Интересно, что по весне вы праздновали? Как теперь это узнать?! Вполне возможно, день твоего рождения, который я столько раз за последние годы, вороша свою тревожную детскую память тридцать шестого — тридцать девятого годов, старалась вспомнить, просматривая уцелевшие фотографии разорванного семейного альбома, который мне после смерти мамы отдал Владимир, сказав: «Это все! Остальное было в чемодане, который выбросили». Однако ни на одной фотографии, кроме твоих ревельских, где ты в форме прапорщика с Георгиевским крестом, да еще двух-трех уже в советское время со мной и братом, дат не было. Как же мне была нужна эта дата, чтобы к столетию со дня твоего рождения сделать достоверную надпись на надгробной плите после твоего символического перезахоронения в могилу мамы.

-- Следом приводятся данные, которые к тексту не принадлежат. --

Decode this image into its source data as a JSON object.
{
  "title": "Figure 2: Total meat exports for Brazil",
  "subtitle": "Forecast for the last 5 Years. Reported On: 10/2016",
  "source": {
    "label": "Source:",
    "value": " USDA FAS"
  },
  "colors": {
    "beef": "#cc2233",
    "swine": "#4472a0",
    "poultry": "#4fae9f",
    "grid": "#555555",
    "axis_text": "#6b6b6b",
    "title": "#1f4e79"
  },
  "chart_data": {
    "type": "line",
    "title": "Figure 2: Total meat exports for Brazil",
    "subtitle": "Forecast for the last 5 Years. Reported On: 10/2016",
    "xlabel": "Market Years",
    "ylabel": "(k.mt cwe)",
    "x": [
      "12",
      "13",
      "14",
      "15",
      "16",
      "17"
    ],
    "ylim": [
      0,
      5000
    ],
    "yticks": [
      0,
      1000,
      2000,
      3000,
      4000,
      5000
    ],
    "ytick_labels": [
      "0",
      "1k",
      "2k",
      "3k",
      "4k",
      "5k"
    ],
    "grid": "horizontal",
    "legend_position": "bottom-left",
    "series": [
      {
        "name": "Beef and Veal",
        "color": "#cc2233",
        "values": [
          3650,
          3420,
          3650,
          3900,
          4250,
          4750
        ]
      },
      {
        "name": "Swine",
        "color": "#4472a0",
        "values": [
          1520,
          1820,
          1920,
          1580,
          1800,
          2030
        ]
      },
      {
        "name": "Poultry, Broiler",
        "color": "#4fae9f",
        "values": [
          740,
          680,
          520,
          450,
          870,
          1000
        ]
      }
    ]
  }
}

Я говорю символического, потому что ты, как и прежде, лежишь через две могилы от материнской, но высящийся над тобой памятник поставлен не тебе, а другому, захороненному в нее позже, во время Великой Отечественной войны, когда круглившийся над тобой холмик с воткнутой в него табличкой с номером, фамилией и датой захоронения сравнялся с землей. И ты исчез с ее лица даже на всё и всех примиряющем погосте.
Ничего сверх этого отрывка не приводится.